BAE Systems employees walk together at Roysth naval yard in Rosyth, Scotland.
BAE Systems employees walk together at Roysth naval yard in Rosyth, Scotland.

BAE Systems revealed that the long-awaited Saudi jet deal will mostly be completed in the second half of this year after the London-based company posted lower than expected half-yearly growth.

Company sales for the six months to the end of June stood at £8.4bn (€9.6bn, $12.8bn) falling behind Reuters' forecast of £8.7bn. The group posted a pre-tax profit of £529m, compared to £575m year-on-year.

"With constraints in many of the group's principal markets, cost reduction continues to be a focus for BAE Systems, to protect margin, enhance competitive advantage and deliver greater affordability for customers," the company said.

Shares in BAE, whose attempt to merge with Franco-German Airbus for $45bn collapsed last year, were among the top 10 risers on the FTSE 100 index. BAE was trading over 2% higher for most of the afternoon session in London.

Saudi Jet Deal

The Saudi jet deal, which is being carried out under Riyadh's Salam programme, was previously said to be worth £4.5bn. It was first announced in 2007 but was placed on hold due to pricing negotiations with Saudi Arabia over the Gulf state's order for 72 jets.

"In terms of Salam, we do expect that we will close this out in the second half. There is quite increasing appetite to talk about the next batch of aircraft" BAE chief executive Ian King said, adding that both sides need to finalise the cost of the first batch before moving on to further discussions on any subsequent order.

King, however, said that the Saudi airforce could order between 48 and 72 more planes.

The company has been developing its Saudi business while talks have been progressing, resulting in a £1.8bn contract in June, for follow-up support for the Salam programme.

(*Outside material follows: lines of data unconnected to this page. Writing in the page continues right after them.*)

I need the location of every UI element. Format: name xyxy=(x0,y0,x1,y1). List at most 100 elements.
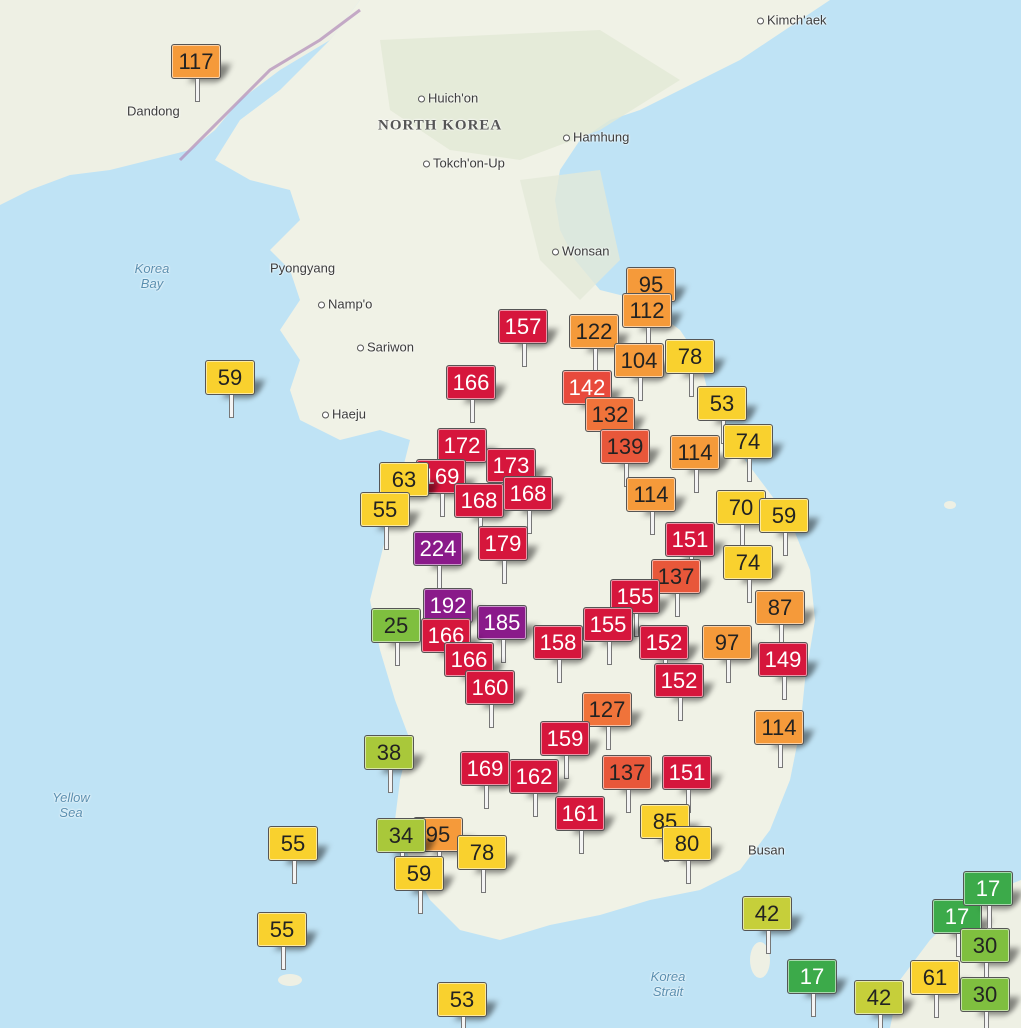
marker-pin xyxy=(384,525,389,550)
air-quality-map[interactable]: Kimch'aek Huich'on NORTH KOREA Dandong Hamhu… xyxy=(0,0,1021,1028)
aqi-station-marker[interactable]: 80 xyxy=(662,826,724,886)
place-label: Sariwon xyxy=(357,340,414,355)
place-label: Dandong xyxy=(127,103,180,119)
aqi-station-marker[interactable]: 114 xyxy=(754,710,816,770)
marker-pin xyxy=(593,347,598,372)
aqi-value-label: 78 xyxy=(665,339,715,374)
aqi-value-label: 53 xyxy=(697,386,747,421)
marker-pin xyxy=(388,768,393,793)
aqi-station-marker[interactable]: 157 xyxy=(498,309,560,369)
marker-pin xyxy=(557,658,562,683)
place-label: Namp'o xyxy=(318,297,372,312)
aqi-station-marker[interactable]: 158 xyxy=(533,625,595,685)
marker-pin xyxy=(292,859,297,884)
aqi-value-label: 179 xyxy=(478,526,528,561)
aqi-station-marker[interactable]: 97 xyxy=(702,625,764,685)
aqi-value-label: 97 xyxy=(702,625,752,660)
aqi-station-marker[interactable]: 179 xyxy=(478,526,540,586)
place-label: Korea Bay xyxy=(134,261,170,291)
marker-pin xyxy=(686,859,691,884)
place-label: Busan xyxy=(748,842,785,858)
place-label: Pyongyang xyxy=(270,260,336,276)
aqi-station-marker[interactable]: 117 xyxy=(171,44,233,104)
aqi-station-marker[interactable]: 155 xyxy=(583,607,645,667)
aqi-value-label: 158 xyxy=(533,625,583,660)
marker-pin xyxy=(675,592,680,617)
aqi-station-marker[interactable]: 169 xyxy=(460,751,522,811)
aqi-value-label: 224 xyxy=(413,531,463,566)
marker-pin xyxy=(747,457,752,482)
aqi-station-marker[interactable]: 17 xyxy=(963,871,1021,931)
aqi-value-label: 53 xyxy=(437,982,487,1017)
aqi-station-marker[interactable]: 74 xyxy=(723,424,785,484)
aqi-value-label: 172 xyxy=(437,428,487,463)
aqi-station-marker[interactable]: 162 xyxy=(509,759,571,819)
aqi-station-marker[interactable]: 224 xyxy=(413,531,475,591)
aqi-station-marker[interactable]: 61 xyxy=(910,960,972,1020)
aqi-value-label: 25 xyxy=(371,608,421,643)
aqi-station-marker[interactable]: 149 xyxy=(758,642,820,702)
aqi-value-label: 55 xyxy=(257,912,307,947)
aqi-station-marker[interactable]: 53 xyxy=(437,982,499,1028)
aqi-station-marker[interactable]: 59 xyxy=(205,360,267,420)
marker-pin xyxy=(689,372,694,397)
marker-pin xyxy=(694,468,699,493)
marker-pin xyxy=(437,564,442,589)
aqi-station-marker[interactable]: 160 xyxy=(465,670,527,730)
aqi-value-label: 112 xyxy=(622,293,672,328)
aqi-station-marker[interactable]: 166 xyxy=(446,365,508,425)
marker-pin xyxy=(489,703,494,728)
aqi-value-label: 114 xyxy=(754,710,804,745)
aqi-station-marker[interactable]: 55 xyxy=(257,912,319,972)
aqi-station-marker[interactable]: 30 xyxy=(960,977,1021,1028)
aqi-value-label: 160 xyxy=(465,670,515,705)
marker-pin xyxy=(726,658,731,683)
aqi-value-label: 30 xyxy=(960,977,1010,1012)
marker-pin xyxy=(607,640,612,665)
marker-pin xyxy=(501,638,506,663)
aqi-value-label: 78 xyxy=(457,835,507,870)
aqi-station-marker[interactable]: 152 xyxy=(654,663,716,723)
aqi-station-marker[interactable]: 87 xyxy=(755,590,817,650)
place-label: Kimch'aek xyxy=(757,13,827,28)
marker-pin xyxy=(934,993,939,1018)
marker-pin xyxy=(484,784,489,809)
aqi-station-marker[interactable]: 42 xyxy=(742,896,804,956)
aqi-value-label: 38 xyxy=(364,735,414,770)
place-label: Wonsan xyxy=(552,244,609,259)
aqi-station-marker[interactable]: 55 xyxy=(360,492,422,552)
aqi-value-label: 42 xyxy=(854,980,904,1015)
marker-pin xyxy=(747,578,752,603)
place-label: Haeju xyxy=(322,407,366,422)
marker-pin xyxy=(650,510,655,535)
aqi-station-marker[interactable]: 42 xyxy=(854,980,916,1028)
aqi-value-label: 59 xyxy=(394,856,444,891)
aqi-value-label: 161 xyxy=(555,796,605,831)
aqi-station-marker[interactable]: 25 xyxy=(371,608,433,668)
aqi-station-marker[interactable]: 17 xyxy=(787,959,849,1019)
aqi-value-label: 159 xyxy=(540,721,590,756)
aqi-station-marker[interactable]: 38 xyxy=(364,735,426,795)
aqi-station-marker[interactable]: 104 xyxy=(614,343,676,403)
aqi-station-marker[interactable]: 161 xyxy=(555,796,617,856)
aqi-value-label: 152 xyxy=(654,663,704,698)
place-label: Huich'on xyxy=(418,91,478,106)
aqi-station-marker[interactable]: 55 xyxy=(268,826,330,886)
aqi-value-label: 104 xyxy=(614,343,664,378)
place-label: Yellow Sea xyxy=(52,790,90,820)
aqi-value-label: 137 xyxy=(602,755,652,790)
place-label: Tokch'on-Up xyxy=(423,156,505,171)
aqi-value-label: 166 xyxy=(446,365,496,400)
aqi-value-label: 30 xyxy=(960,928,1010,963)
aqi-value-label: 169 xyxy=(460,751,510,786)
aqi-station-marker[interactable]: 59 xyxy=(394,856,456,916)
aqi-value-label: 74 xyxy=(723,424,773,459)
aqi-value-label: 152 xyxy=(639,625,689,660)
aqi-station-marker[interactable]: 78 xyxy=(457,835,519,895)
marker-pin xyxy=(229,393,234,418)
marker-pin xyxy=(678,696,683,721)
aqi-station-marker[interactable]: 114 xyxy=(670,435,732,495)
aqi-station-marker[interactable]: 122 xyxy=(569,314,631,374)
aqi-value-label: 168 xyxy=(503,476,553,511)
aqi-value-label: 114 xyxy=(626,477,676,512)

Given the defence budgets in the US and in Europe, international sales to countries like Saudi Arabia are highly lucrative for BAE. The company earlier said it expected talks on the Saudi deal to be completed by the end of 2012.

Half Yearly Growth

BAE, which previously said it expected "modest growth" in earnings, has repeatedly said that its growth has been affected by the delayed deal.

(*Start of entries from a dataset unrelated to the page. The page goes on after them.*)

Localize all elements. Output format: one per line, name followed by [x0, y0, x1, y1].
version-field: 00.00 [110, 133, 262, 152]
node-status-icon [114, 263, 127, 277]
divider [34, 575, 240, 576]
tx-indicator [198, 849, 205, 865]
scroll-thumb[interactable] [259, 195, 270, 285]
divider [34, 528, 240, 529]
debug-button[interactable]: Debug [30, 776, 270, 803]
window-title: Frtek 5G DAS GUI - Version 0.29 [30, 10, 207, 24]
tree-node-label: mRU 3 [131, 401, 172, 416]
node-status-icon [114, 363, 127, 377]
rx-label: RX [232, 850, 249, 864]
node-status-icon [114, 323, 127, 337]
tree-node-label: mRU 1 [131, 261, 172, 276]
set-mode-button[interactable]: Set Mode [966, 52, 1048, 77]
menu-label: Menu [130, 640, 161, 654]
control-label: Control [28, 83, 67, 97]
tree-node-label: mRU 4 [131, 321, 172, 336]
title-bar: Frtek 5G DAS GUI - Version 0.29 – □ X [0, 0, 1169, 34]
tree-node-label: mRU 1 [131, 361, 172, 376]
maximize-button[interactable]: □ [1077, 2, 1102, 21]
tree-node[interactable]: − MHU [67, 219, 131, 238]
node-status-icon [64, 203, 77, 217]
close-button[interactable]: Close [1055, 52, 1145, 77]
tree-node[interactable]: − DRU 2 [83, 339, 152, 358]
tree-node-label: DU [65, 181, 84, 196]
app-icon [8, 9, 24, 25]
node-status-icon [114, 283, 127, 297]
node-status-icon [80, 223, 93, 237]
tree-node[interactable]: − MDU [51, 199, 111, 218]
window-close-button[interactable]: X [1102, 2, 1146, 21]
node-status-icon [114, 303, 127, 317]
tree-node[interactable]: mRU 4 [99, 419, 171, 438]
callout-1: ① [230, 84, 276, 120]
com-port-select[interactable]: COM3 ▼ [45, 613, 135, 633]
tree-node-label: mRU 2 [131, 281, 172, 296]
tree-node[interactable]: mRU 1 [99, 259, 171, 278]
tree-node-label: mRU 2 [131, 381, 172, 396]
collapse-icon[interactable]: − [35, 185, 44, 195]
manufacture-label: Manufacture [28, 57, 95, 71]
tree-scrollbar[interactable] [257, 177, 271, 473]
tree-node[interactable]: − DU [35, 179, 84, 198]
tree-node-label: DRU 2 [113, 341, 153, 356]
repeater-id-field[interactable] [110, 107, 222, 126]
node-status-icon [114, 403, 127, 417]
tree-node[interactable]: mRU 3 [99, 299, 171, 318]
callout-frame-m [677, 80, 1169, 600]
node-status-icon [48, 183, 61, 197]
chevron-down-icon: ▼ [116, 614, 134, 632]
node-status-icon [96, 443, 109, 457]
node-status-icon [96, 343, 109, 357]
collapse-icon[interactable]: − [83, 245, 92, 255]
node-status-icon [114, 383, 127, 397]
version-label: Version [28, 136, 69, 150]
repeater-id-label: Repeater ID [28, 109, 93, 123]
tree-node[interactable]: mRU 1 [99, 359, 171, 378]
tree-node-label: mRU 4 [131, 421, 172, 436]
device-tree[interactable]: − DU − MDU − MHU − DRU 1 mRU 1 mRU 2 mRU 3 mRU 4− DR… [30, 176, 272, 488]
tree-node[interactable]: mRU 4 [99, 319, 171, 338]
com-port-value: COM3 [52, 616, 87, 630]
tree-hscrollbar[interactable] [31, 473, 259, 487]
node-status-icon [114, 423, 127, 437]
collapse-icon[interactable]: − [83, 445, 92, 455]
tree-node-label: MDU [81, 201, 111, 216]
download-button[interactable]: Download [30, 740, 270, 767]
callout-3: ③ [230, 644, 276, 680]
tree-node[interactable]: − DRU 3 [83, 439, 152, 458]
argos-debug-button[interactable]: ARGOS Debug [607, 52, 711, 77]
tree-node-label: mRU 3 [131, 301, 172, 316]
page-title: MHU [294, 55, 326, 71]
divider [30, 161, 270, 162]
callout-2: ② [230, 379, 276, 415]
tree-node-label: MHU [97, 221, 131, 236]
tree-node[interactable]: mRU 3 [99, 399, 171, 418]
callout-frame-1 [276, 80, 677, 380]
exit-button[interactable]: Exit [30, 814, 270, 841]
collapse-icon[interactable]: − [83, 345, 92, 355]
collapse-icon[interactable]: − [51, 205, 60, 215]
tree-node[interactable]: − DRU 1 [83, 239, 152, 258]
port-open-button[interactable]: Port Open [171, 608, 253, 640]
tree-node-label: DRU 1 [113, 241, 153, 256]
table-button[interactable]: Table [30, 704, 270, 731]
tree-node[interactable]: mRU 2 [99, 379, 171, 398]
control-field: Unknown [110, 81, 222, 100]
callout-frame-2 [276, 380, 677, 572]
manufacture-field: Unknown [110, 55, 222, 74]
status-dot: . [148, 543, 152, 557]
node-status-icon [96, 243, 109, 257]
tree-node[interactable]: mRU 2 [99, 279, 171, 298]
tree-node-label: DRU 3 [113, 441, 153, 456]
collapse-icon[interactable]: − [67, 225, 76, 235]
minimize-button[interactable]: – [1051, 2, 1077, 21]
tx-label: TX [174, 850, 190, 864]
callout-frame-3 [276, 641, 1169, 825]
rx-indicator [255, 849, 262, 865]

The underlying earnings per share decreased by 4% whereas the interim dividend increased by 3% to 8.0p per share.

The diluted earnings per share were reported to be 12.6p, slightly down from 12.9p in the same period of 2012.

"This is a challenging environment, but we continue to take the necessary actions to manage the business," King added.

Britain's BAE is part of the conglomerate Airbus and Finmeccanica, which builds the typhoon jet.